The Physics of Falling Fabric
When fabric hangs over a table edge or drapes on a mannequin, it forms flowing folds governed by the interplay between gravity and bending resistance. This seemingly simple behavior involves complex mechanics: the fabric bends, twists, and buckles simultaneously. Understanding drape quantitatively is essential for garment design, upholstery, and technical textile applications where controlled folding matters.
Bending Rigidity: The Key Parameter
Bending rigidity B determines how much force is needed to curve a fabric. It scales with the cube of fabric thickness and the elastic modulus of the yarn. Doubling thickness increases bending rigidity 8×, which is why thin silk chiffon flows like liquid while heavy canvas holds its shape. The Kawabata Evaluation System (KES) precisely measures B at very low curvatures relevant to drape.
The Drape Coefficient
The Cusick drapemeter test provides a single number characterizing drape. A circular fabric sample 30 cm in diameter rests on a 18 cm disk, and the shadow of the hanging overhang is captured. Stiff fabrics project shadows close to the full circle (DC near 100%).
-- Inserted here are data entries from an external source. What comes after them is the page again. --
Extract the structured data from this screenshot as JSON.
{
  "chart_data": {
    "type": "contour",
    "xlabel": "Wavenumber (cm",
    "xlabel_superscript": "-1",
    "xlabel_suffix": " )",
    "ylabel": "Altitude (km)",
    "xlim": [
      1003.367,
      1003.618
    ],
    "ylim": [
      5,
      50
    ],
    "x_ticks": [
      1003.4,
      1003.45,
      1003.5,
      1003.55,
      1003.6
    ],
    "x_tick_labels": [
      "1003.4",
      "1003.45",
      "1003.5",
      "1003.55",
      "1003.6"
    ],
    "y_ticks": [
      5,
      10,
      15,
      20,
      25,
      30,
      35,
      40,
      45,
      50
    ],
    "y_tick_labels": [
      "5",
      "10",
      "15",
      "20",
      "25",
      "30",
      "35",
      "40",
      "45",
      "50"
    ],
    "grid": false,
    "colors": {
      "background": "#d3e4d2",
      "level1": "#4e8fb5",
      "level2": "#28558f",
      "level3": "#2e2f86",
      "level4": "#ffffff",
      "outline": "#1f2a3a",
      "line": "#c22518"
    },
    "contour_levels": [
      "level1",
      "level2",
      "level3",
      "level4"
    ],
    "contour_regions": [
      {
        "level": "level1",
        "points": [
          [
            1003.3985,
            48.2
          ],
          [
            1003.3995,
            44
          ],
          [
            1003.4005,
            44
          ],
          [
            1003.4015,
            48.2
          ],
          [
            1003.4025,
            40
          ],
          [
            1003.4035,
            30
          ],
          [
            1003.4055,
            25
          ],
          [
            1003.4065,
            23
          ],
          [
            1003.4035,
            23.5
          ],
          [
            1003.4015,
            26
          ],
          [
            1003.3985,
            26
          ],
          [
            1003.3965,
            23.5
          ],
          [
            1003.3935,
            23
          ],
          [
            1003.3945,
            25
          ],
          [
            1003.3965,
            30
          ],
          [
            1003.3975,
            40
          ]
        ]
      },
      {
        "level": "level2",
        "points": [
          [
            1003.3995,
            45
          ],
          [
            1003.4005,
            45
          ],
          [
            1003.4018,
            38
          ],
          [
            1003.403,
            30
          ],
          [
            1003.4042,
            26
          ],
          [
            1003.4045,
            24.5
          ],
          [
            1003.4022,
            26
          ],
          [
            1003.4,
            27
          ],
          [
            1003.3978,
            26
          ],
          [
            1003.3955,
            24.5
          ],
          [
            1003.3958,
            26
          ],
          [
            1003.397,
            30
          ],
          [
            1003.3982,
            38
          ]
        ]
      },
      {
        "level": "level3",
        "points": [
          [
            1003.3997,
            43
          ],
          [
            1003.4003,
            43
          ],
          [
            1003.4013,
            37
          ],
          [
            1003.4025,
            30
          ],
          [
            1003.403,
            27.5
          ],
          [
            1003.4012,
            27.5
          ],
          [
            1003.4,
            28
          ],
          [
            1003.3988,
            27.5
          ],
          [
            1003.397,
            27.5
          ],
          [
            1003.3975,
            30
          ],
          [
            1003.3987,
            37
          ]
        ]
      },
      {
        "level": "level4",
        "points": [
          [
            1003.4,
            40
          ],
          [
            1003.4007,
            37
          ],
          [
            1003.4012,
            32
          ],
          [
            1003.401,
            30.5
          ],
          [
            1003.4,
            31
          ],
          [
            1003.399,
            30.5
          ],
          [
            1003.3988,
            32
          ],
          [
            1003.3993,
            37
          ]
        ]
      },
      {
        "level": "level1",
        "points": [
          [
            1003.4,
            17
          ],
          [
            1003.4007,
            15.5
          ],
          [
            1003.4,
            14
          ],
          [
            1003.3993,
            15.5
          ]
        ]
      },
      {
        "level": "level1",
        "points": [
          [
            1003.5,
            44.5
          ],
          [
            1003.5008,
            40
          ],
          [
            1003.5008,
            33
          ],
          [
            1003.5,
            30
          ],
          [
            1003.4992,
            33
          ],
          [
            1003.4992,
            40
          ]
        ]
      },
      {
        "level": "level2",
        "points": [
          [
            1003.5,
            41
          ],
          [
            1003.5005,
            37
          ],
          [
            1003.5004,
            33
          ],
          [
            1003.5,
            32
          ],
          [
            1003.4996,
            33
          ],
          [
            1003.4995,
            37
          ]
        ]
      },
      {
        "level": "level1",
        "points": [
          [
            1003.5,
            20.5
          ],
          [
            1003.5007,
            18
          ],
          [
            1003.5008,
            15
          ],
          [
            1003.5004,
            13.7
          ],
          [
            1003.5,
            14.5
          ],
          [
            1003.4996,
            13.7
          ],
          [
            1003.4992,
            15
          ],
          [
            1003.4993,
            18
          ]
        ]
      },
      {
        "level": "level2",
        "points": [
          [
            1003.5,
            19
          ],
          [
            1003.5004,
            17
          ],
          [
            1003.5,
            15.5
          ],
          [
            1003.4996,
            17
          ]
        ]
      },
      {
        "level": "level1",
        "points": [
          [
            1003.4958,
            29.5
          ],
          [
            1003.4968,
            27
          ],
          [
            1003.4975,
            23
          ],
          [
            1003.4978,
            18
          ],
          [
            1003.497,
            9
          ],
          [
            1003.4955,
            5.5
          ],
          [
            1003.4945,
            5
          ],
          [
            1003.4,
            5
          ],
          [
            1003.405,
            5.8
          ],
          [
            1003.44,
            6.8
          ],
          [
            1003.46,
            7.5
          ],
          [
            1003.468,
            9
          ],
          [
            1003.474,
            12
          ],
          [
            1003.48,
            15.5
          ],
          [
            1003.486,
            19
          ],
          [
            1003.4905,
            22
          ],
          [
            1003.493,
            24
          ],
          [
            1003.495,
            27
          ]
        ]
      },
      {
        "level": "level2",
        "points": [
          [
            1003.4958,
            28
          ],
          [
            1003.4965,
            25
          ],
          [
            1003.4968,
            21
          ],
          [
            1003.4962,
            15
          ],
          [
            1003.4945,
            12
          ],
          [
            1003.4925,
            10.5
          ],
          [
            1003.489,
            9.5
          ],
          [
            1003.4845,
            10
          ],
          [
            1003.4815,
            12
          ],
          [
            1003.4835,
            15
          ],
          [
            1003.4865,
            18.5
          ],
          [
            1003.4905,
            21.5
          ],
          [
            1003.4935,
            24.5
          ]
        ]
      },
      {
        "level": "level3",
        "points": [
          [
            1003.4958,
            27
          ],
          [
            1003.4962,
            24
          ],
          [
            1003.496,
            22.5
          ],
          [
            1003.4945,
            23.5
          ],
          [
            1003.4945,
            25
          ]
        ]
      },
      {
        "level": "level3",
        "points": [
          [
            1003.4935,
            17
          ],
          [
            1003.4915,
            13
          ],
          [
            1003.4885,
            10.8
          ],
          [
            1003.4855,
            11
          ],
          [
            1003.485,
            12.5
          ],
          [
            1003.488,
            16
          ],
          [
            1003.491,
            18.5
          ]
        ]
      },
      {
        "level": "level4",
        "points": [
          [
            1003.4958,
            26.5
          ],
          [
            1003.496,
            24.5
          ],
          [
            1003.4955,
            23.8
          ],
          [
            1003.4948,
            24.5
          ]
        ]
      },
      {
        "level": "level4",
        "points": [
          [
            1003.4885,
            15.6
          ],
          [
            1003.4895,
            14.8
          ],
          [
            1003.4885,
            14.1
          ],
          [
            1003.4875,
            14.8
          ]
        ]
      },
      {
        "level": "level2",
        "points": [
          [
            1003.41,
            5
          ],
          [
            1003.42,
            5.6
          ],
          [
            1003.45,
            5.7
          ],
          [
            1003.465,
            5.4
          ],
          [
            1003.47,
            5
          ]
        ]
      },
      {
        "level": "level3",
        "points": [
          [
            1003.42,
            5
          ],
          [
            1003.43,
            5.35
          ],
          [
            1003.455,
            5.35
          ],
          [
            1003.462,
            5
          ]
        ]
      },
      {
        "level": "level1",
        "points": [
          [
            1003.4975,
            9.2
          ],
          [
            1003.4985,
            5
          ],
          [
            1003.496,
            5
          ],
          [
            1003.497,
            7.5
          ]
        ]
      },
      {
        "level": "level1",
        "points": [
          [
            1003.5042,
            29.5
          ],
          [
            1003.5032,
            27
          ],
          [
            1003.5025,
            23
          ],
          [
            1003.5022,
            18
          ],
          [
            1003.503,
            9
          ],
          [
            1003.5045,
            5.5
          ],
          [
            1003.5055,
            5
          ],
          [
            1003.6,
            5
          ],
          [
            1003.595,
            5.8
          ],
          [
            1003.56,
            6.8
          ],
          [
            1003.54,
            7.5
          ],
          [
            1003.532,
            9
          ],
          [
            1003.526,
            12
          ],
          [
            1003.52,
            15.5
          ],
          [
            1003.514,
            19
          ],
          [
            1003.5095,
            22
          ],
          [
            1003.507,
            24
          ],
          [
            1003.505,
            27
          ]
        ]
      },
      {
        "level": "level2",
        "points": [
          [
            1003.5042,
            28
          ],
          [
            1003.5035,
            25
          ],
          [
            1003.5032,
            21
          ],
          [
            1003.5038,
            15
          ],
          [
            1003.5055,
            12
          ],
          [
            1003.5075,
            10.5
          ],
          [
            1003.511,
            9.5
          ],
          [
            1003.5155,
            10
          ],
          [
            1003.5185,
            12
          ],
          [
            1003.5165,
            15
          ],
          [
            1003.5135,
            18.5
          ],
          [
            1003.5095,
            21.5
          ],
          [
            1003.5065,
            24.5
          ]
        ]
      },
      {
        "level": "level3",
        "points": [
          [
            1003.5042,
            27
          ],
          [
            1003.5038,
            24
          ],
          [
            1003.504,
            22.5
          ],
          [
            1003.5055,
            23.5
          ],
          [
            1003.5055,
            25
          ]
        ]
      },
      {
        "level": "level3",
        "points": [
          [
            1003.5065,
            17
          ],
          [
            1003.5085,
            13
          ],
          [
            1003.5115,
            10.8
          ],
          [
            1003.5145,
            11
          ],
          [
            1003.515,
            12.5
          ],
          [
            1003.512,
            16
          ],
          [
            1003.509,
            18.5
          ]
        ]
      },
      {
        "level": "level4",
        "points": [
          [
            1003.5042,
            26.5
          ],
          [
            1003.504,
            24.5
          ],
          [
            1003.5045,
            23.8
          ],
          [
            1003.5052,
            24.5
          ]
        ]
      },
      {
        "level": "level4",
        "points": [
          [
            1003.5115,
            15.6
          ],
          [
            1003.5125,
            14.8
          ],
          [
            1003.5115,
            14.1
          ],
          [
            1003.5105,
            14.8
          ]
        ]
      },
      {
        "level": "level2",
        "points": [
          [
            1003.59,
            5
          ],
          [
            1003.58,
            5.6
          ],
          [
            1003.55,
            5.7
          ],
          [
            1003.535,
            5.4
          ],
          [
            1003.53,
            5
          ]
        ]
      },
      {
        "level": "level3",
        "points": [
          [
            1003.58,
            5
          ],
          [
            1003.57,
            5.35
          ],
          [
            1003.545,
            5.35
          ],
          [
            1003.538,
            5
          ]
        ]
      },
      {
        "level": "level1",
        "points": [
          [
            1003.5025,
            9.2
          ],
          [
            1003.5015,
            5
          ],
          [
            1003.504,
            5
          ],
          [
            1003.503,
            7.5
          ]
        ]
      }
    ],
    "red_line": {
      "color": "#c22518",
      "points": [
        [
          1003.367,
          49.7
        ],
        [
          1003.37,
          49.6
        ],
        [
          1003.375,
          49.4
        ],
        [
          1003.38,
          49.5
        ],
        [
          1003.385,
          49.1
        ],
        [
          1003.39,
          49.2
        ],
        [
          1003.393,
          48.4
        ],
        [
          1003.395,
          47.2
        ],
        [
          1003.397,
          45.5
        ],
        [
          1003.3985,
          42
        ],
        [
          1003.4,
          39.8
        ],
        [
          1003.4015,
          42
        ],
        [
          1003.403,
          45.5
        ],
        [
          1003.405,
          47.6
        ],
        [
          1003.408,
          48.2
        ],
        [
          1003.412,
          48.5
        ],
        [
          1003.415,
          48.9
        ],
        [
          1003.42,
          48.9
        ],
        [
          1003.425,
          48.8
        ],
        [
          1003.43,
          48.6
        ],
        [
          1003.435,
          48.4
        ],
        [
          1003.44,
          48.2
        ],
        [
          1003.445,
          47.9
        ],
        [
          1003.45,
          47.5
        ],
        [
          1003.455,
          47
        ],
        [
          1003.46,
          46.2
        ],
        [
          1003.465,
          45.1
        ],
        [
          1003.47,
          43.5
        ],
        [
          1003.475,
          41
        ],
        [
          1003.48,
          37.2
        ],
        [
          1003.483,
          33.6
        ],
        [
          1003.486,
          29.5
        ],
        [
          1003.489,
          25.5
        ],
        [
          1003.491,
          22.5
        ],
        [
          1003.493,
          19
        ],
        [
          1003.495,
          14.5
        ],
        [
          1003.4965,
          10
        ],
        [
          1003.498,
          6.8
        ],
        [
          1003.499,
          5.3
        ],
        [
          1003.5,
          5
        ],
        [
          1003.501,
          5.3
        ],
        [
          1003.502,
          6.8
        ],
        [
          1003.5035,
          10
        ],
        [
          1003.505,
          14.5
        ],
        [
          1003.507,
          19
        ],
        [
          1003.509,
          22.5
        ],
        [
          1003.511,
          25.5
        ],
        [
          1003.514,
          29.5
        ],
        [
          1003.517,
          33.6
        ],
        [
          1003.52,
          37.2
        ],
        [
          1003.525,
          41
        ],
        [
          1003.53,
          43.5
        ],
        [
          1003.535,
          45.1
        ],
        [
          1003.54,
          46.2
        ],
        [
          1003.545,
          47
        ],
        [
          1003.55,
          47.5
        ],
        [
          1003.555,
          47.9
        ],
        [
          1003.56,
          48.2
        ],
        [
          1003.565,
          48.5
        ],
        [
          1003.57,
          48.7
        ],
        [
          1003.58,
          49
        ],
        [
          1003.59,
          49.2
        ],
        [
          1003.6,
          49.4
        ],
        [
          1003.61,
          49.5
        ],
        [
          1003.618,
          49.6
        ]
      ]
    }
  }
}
Fluid fabrics collapse dramatically, projecting shadows barely larger than the support disk (DC near 0%). This simulation calculates DC from first principles.
Folds and Fashion
The number, depth, and sharpness of drape folds determine a fabric's aesthetic character. Fashion designers intuitively select fabrics by drape: bias-cut silk for clinging evening gowns (very low DC), structured wool for tailored jackets (moderate DC), taffeta for voluminous ball gowns (moderate-high DC). This simulation bridges the gap between tactile intuition and engineering measurement.